Die Linke und der Islam



Hollande sprach sich im Wahlkampf nicht nur für Anhaltelager für »Illegale« aus, sondern schloss sich der Hetze gegen Muslime an: Er verpflichtete sich, das Verschleierungsverbot für muslimische Frauen durchzusetzen und machte sich inmitten von Wirtschaftskrise und Sparprogrammen Sorgen darum, ob nach islamischen Vorschriften geschlachtetes Fleisch (Halal) in französischen Schulen angeboten werden darf. Schon zuvor hatte die französische SP ihre Mehrheit im Parlament dazu genutzt, ein Gesetz zu verabschieden, das verschleierte Frauen aus Kindergärten verbannt. Die stärkste Kraft innerhalb der Front de Gauche, die PCF, ist leider eine opportunistische Organisation, die sich dem Rassismus nicht konfrontativ entgegenstellt. Die Führungsfigur der Front de Gauche, Jean-Luc Mélenchon, ein Sozialdemokrat mit starkem nationalistischen Einschlag, spricht sich für ein Kopftuchverbot aus.

Die radikale Linke



Ein bedeutender Teil der Linken in Frankreich hat sich leider von der Islamfeindlichkeit der Rechtsradikalen und Konservativen anstecken lassen. Säkularismus wird nicht mehr als Trennung zwischen Staat und Religion verstanden, sondern wandelt sich zu einer agressiven Ablehnung des muslimischen Teils der Bevölkerung. Liberale Intellektuelle, angebliche Feministinnen und orthodoxe Kommunisten stellen tagtäglich in den französischen Medien den Islam an den Pranger.

Die Faschos schlagen



Der Front National wirkt momentan stark, doch seine Strategie, einerseits einen harten Fascho-Kern aufzubauen und gleichzeitig ein brav bürgerliches Gesicht zu zeigen, eröffnet antifaschistischen Bewegungen Möglichkeiten.

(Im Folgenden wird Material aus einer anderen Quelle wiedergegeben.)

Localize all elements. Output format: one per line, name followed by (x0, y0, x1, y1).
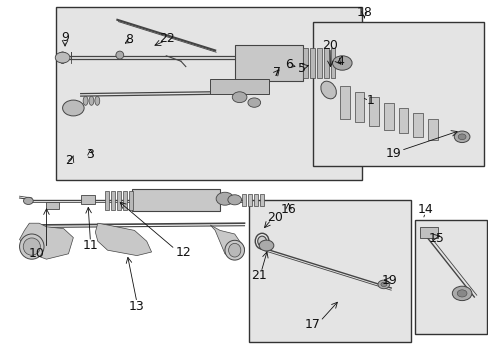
Bar (117, 191, 121, 210)
Text: 5: 5 (298, 62, 305, 75)
Bar (339, 86, 349, 119)
Bar (312, 22, 483, 166)
Circle shape (232, 92, 246, 103)
Text: 7: 7 (273, 66, 281, 78)
Text: 22: 22 (159, 32, 175, 45)
Ellipse shape (58, 52, 67, 63)
Bar (210, 79, 268, 94)
Bar (247, 194, 251, 206)
Bar (383, 103, 393, 130)
Text: 8: 8 (125, 33, 133, 46)
Text: 4: 4 (335, 55, 343, 68)
Bar (56, 7, 361, 180)
Text: 1: 1 (366, 94, 374, 107)
Text: 6: 6 (285, 58, 293, 71)
Circle shape (332, 56, 351, 70)
Bar (323, 48, 328, 78)
Bar (249, 200, 410, 342)
Bar (419, 227, 437, 238)
Text: 11: 11 (82, 239, 98, 252)
Ellipse shape (20, 234, 44, 259)
Bar (132, 189, 220, 211)
Circle shape (23, 197, 33, 204)
Text: 14: 14 (417, 203, 432, 216)
Bar (309, 48, 314, 78)
Text: 12: 12 (175, 246, 191, 258)
Ellipse shape (257, 236, 266, 246)
Text: 21: 21 (251, 269, 266, 282)
Bar (128, 191, 132, 210)
Text: 18: 18 (356, 6, 371, 19)
Circle shape (227, 195, 241, 205)
Bar (234, 45, 303, 81)
Bar (111, 191, 115, 210)
Polygon shape (20, 223, 73, 259)
Bar (368, 97, 378, 126)
Text: 10: 10 (29, 247, 44, 260)
Polygon shape (95, 223, 151, 256)
Bar (412, 113, 422, 137)
Text: 2: 2 (65, 154, 73, 167)
Circle shape (216, 192, 233, 205)
Ellipse shape (58, 52, 67, 63)
Bar (330, 48, 335, 78)
Ellipse shape (320, 81, 336, 99)
Ellipse shape (116, 51, 123, 59)
Bar (316, 48, 321, 78)
Circle shape (457, 134, 465, 140)
Ellipse shape (58, 52, 67, 63)
Circle shape (377, 280, 389, 289)
Text: 13: 13 (129, 300, 144, 313)
Bar (354, 92, 364, 122)
Ellipse shape (58, 52, 67, 63)
Text: 3: 3 (86, 148, 94, 161)
Text: 20: 20 (267, 211, 283, 224)
Ellipse shape (23, 238, 40, 255)
Text: 19: 19 (385, 147, 401, 159)
Bar (414, 220, 486, 334)
Bar (398, 108, 407, 133)
Text: 9: 9 (61, 31, 69, 44)
Text: 17: 17 (305, 318, 320, 330)
Circle shape (55, 52, 70, 63)
Bar (253, 194, 257, 206)
Circle shape (453, 131, 469, 143)
Bar (427, 119, 437, 140)
Text: 19: 19 (381, 274, 397, 287)
Bar (105, 191, 109, 210)
Bar (46, 202, 59, 209)
Polygon shape (210, 225, 244, 259)
Circle shape (456, 290, 466, 297)
Ellipse shape (89, 96, 94, 105)
Ellipse shape (224, 240, 244, 260)
Text: 16: 16 (280, 203, 296, 216)
Bar (259, 194, 263, 206)
Circle shape (259, 240, 273, 251)
Ellipse shape (95, 96, 100, 105)
Circle shape (62, 100, 84, 116)
Circle shape (247, 98, 260, 107)
Ellipse shape (83, 96, 88, 105)
Ellipse shape (228, 243, 240, 257)
Text: 15: 15 (427, 232, 443, 245)
Ellipse shape (58, 52, 67, 63)
Circle shape (380, 282, 386, 287)
Bar (242, 194, 245, 206)
Bar (303, 48, 307, 78)
Bar (122, 191, 126, 210)
Bar (81, 195, 95, 204)
Text: 20: 20 (322, 39, 337, 51)
Circle shape (451, 286, 471, 301)
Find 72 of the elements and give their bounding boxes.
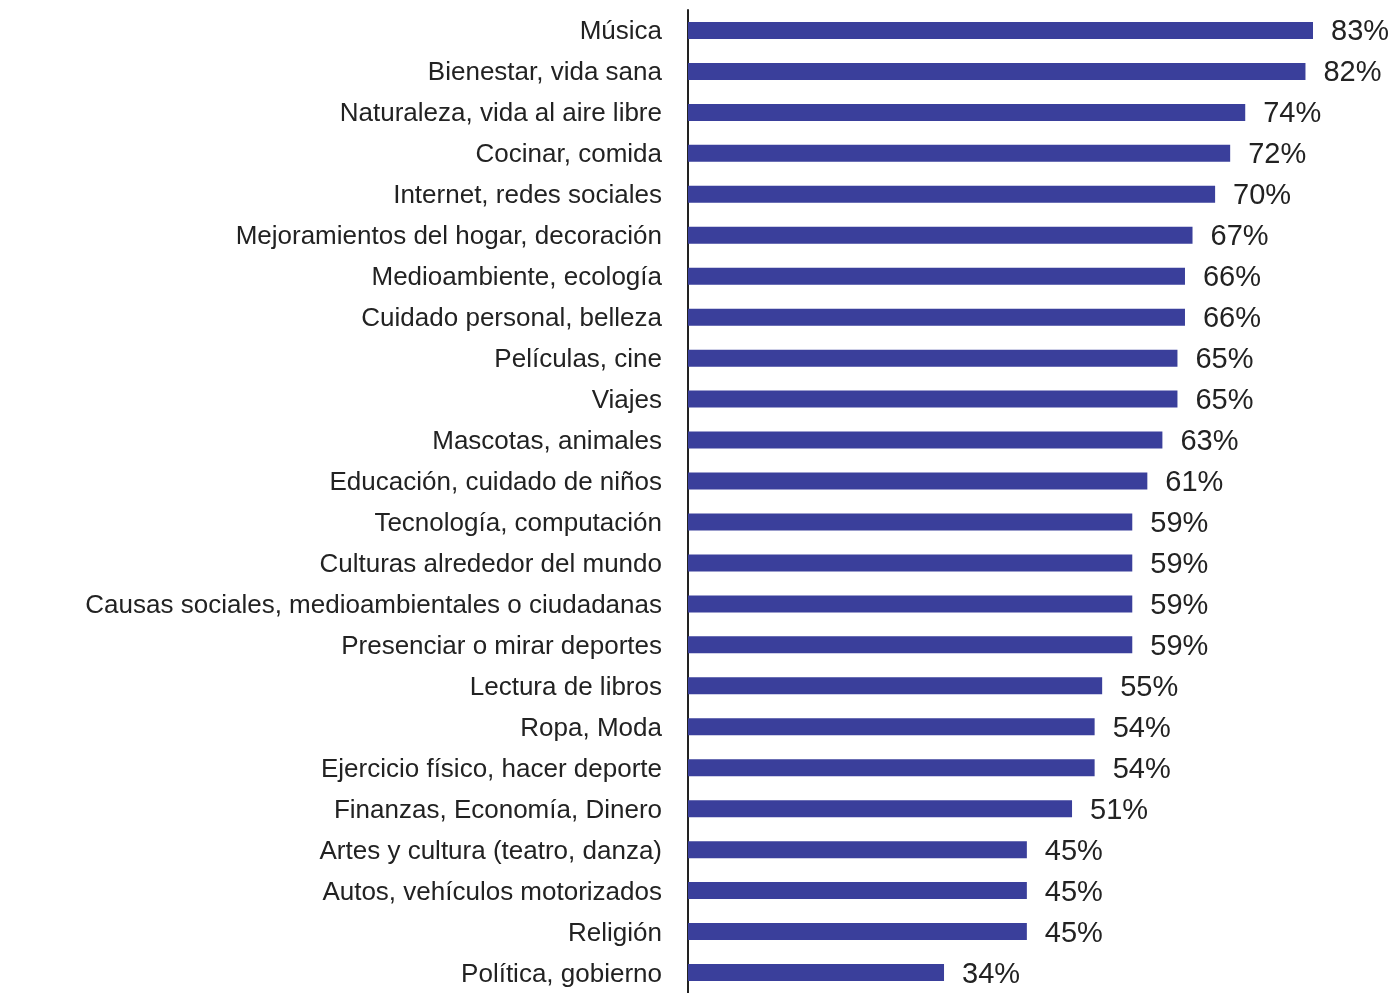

Vernünftige Linke plädieren für die Kombination vom Kampf gegen die Sparpolitik mit einer entschlossenen antifaschistischen Bewegung. Wie aber soll man sich den Rassisten entgegenstellen, wenn man deren wichtigste ideologische Säule, die Islamfeindlichkeit, nicht attackieren kann? Die radikale Linke muss sich von diesem Rassismus lösen, wenn sie dem Erstarken der Faschisten etwas entgegensetzen will.